DETROIT – New test scores from the state show significant learning loss during the pandemic.
Results dropped for every grade tested in math and social studies and for most in reading. Educators were expecting the results and many are not surprised by them.
“Every educator right now knows that there are students who really need quite a bit of support right now,” said Robert McCann of K-12 Alliance.
The results are in and the scores show the pandemic has taken a toll on students. State assessment scores from this spring have dipped compared to 2019.
“The reality is what any given student dealt with over the past year was not a one size fits all issue that a standardized test is ultimately designed to show,” said McCann.

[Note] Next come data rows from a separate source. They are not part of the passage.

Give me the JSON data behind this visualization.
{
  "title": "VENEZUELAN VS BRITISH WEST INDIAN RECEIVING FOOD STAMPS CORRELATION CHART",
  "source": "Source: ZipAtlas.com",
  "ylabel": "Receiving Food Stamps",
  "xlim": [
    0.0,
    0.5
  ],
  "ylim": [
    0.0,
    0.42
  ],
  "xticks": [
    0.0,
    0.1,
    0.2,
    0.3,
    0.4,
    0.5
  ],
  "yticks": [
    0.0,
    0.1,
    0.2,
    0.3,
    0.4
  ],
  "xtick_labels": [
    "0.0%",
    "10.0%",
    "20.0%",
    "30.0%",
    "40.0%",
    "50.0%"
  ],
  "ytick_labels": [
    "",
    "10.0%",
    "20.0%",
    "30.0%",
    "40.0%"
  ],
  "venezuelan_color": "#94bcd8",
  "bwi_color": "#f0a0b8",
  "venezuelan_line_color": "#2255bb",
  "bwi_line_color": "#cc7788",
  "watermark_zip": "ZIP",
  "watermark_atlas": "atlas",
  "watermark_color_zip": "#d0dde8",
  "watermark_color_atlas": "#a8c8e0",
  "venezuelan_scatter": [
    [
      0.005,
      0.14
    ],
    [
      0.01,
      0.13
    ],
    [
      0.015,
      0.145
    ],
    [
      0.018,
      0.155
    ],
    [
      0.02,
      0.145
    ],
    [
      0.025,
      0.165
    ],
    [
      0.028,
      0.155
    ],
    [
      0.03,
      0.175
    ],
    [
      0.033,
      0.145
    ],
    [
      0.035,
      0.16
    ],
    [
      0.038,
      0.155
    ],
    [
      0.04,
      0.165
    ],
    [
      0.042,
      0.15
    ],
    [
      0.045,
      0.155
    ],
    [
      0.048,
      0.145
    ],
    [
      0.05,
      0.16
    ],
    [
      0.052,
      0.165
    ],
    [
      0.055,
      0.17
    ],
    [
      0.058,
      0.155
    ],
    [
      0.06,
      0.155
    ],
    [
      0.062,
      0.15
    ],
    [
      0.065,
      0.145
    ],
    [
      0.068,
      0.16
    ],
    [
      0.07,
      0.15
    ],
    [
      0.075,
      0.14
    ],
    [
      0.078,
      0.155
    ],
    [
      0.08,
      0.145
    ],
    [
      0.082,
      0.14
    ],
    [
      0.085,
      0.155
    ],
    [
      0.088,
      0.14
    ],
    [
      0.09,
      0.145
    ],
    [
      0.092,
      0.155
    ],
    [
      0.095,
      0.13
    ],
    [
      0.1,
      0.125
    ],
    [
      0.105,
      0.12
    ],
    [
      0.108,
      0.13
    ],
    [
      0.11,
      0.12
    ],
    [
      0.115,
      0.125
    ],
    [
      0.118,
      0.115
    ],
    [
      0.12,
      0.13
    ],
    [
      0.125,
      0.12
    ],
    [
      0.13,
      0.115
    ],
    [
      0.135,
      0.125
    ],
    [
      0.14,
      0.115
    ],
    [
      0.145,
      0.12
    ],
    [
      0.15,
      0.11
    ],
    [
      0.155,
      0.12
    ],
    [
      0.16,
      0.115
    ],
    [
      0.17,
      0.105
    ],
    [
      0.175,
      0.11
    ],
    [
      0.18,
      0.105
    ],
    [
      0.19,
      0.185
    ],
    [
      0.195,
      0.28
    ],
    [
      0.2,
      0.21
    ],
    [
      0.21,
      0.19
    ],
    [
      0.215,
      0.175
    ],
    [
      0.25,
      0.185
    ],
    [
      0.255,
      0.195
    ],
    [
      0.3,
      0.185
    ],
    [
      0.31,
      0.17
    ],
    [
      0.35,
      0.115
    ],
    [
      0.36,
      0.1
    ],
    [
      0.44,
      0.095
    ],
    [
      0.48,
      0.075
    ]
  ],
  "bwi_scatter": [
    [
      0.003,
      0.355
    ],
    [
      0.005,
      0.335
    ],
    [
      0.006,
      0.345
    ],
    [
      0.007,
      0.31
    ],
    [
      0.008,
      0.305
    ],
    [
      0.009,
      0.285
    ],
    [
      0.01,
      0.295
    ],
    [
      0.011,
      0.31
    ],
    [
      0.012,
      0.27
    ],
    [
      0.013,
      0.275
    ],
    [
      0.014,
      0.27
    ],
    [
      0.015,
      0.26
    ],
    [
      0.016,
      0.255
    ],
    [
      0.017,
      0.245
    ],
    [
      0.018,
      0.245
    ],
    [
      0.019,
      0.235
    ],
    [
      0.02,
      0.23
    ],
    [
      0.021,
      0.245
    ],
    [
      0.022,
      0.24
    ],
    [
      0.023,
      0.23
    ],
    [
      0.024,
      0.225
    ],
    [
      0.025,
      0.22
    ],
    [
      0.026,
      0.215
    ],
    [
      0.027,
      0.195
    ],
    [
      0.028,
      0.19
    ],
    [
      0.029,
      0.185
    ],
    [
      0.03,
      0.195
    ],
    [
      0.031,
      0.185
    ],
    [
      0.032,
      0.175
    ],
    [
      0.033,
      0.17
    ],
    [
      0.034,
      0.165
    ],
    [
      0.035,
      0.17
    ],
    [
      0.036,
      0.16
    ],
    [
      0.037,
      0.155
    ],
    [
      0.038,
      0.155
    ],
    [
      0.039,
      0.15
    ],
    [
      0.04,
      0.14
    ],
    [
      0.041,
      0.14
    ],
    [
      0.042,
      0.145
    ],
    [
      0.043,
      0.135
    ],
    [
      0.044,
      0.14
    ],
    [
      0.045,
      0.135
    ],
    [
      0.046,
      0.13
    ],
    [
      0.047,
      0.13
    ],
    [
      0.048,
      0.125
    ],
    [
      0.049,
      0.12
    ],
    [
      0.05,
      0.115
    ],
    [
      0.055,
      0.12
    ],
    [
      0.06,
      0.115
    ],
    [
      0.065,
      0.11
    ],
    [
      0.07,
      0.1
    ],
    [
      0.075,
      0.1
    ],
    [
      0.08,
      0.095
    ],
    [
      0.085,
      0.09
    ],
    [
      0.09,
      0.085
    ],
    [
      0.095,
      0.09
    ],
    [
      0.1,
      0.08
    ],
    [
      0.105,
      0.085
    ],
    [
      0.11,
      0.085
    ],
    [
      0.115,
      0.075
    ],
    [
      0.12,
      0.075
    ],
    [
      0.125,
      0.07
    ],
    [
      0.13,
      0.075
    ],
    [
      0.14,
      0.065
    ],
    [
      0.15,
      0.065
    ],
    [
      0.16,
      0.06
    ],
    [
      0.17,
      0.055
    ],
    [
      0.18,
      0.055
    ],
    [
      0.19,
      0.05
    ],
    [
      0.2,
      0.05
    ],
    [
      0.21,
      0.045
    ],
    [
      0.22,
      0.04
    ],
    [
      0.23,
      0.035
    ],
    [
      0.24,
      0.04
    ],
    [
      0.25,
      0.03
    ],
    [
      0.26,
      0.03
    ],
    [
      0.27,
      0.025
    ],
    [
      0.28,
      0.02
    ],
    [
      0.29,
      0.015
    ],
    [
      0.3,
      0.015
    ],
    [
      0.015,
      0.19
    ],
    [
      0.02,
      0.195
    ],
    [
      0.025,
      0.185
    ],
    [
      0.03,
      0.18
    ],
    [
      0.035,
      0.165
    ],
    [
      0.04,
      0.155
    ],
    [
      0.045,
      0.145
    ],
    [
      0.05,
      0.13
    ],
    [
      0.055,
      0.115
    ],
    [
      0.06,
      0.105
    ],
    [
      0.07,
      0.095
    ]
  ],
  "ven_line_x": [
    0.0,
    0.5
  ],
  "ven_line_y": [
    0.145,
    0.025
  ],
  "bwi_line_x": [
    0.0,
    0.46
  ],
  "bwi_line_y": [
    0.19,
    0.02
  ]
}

Michigan’s Department of Education saw M-STEP scores decline in English, Math and Social Studies for nearly every grade.
But the K-12 Alliance says during a pandemic standardized tests aren’t a reliable meter of where students are at academically.
“The most important thing to realize about these numbers is that it’s a snapshot of students who were in a completely foreign and never before seen academic environment,” said McCann.
Last year the M-STEP was optional. And the state says students who took the assessments were more likely to be from districts with in-person or hybrid learning and less likely to be students of color, economically disadvantaged students or English learners.
“We won’t know what any given child needs to get back on path towards success until we can start working with them one-on-one in a classroom setting and have the ability to ask them how they are doing what we can do to help them,” said McCann.
Michigan reported 5,020 new cases of COVID-19 and 26 virus-related deaths Monday -- an average of 1,673.3 cases over a three-day period.
Of the 26 deaths announced Monday, six were identified during a review of records.
Monday’s update brings the total number of confirmed COVID cases in Michigan to 946,698, including 20,256 deaths. These numbers are up from 941,678 cases and 20,230 deaths, as of Friday.